We are allowed considerable freedom now during solo flights, so I flew over Minamata the other day, where I could easily make out the Fukais’ place. The lines of the earthen wall enclosing it to the southwest looked lovely from the air. I dove twice in salutation. Neither Fukiko nor anybody else came out, though I flew so close to the ground that the roar of the plane shook the pine tree in the garden. It was a disappointment. In a field, children threw up their arms at me. I replied with a waggle of the wings and headed back. I wasn’t upbraided for any of this, as they didn’t find out about it, but today I flew out to sea and spotted a fleet of ships steaming along some twelve nautical miles south-southwest of Ushibuka, a town on the main island of Amakusa. The fleet consisted of an enormous battleship, escorted by two destroyers and two heavy cruisers. The ships dominated the seascape, leaving behind them five snowy wakes as they cruised over rough blue waters ruffled with whitecaps. Stirred by a tender pride, I set a course for the battleship, and, at an altitude 700 meters, whizzed by. No sooner had I
passed over the ship, however, than her antiaircraft machine guns and high-angle canon opened up on me simultaneously, emitting sharp flashes of light. I was stunned and wheeled about in haste. At first I thought they mistook me for an enemy aircraft, but then I realized that they had in fact been firing blanks. I couldn’t figure out why they opened fire, though, and could only conclude that I had inadvertently served as a target for antiaircraft fire training. As soon as I landed at Izumi, I was called in by the division officer.
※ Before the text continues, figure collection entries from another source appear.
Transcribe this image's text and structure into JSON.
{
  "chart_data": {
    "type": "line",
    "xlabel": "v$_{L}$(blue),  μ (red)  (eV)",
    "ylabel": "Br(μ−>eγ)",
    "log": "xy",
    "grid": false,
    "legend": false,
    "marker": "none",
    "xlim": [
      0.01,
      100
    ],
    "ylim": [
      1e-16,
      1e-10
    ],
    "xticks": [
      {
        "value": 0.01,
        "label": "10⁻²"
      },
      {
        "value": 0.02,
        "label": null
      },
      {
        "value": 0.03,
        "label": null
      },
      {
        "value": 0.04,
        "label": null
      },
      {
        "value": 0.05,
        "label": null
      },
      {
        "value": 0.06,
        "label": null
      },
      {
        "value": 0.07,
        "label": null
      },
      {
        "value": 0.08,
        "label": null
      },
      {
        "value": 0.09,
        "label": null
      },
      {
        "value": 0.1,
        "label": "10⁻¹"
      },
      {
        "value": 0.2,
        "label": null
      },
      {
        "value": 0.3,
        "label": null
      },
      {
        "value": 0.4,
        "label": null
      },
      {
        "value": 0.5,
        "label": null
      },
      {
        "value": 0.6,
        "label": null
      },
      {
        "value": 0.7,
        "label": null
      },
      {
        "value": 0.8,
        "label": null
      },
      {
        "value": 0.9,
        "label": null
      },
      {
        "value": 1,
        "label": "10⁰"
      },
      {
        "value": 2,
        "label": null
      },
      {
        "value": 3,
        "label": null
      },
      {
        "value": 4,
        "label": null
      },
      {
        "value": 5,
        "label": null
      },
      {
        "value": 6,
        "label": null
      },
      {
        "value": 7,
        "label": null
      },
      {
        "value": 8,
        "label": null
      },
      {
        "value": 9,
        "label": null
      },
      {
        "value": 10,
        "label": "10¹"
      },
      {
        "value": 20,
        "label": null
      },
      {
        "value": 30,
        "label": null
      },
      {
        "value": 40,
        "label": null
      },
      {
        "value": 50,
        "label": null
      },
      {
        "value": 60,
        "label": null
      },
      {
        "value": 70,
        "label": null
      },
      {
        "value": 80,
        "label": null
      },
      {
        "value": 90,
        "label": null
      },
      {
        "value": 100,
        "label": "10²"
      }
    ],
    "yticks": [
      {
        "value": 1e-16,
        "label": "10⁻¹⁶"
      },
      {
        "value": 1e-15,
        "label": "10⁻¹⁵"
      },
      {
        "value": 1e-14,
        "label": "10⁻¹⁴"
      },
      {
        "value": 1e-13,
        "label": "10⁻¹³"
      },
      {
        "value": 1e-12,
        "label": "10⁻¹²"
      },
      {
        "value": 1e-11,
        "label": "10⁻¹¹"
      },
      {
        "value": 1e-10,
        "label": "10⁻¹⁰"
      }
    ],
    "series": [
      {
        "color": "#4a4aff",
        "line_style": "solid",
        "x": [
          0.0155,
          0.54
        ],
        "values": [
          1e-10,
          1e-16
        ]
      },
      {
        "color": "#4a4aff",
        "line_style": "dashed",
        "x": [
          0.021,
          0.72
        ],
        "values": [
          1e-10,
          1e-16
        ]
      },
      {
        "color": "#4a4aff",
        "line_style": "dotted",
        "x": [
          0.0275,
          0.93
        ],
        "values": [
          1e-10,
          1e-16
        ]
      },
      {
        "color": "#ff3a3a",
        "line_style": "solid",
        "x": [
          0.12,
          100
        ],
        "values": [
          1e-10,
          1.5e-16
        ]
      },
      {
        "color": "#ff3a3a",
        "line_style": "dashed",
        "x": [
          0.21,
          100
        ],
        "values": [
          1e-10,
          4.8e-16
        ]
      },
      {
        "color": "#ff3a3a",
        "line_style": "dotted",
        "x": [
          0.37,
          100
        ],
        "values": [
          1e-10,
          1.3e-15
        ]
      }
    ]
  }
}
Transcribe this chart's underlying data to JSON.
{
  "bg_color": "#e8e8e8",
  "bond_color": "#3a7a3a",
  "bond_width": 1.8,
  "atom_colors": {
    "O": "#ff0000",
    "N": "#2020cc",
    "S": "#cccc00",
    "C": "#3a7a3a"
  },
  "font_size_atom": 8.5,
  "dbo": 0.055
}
“Where in the hell did you fly!?” he thundered, glaring at me. The battleship had been none other than the Musashi, as it happened, and he had already received a dispatch from its LC: “At 1025 a training aircraft from your base overflew this ship without permission, turned, and headed back. I request that you attend to the matter.” I was fairly boiled in oil. I felt pathetic. This is precisely why you should never doze off during lectures on navy rules and regulations. I hadn’t known we are forbidden to pass over a fleet of ships without permission.
September 1
We conducted a mutual flight in formation.
I flew plane #2. Only the lead plane was piloted by an instructor. At one point I recklessly pulled in so close to him that my wing might easily have touched his. I held the position for several minutes. If we crash, I thought, then so be it. The lead plane would surely have gone down had we collided, as its tail assembly would have been damaged. We, however, would have likely survived, if it were just a matter of our plowing the propeller into the other plane. The crew in the lead plane was evidently anxious, as they glanced back at us constantly. But I didn’t expect a scolding, because our instructions had been to “follow with a vengeance.” Cowardly Sakai, in plane #3, fell off to the rear left, now and then, marring the formation. Perceiving this, the instructor lowered his altitude and banked left at a steep angle. As the umbrella formation suddenly inclined, Sakai, had he remained where he was, would have had no choice but to plunge into the sea. So he scrambled to catch up. It’s a brutal, unforgiving tactic.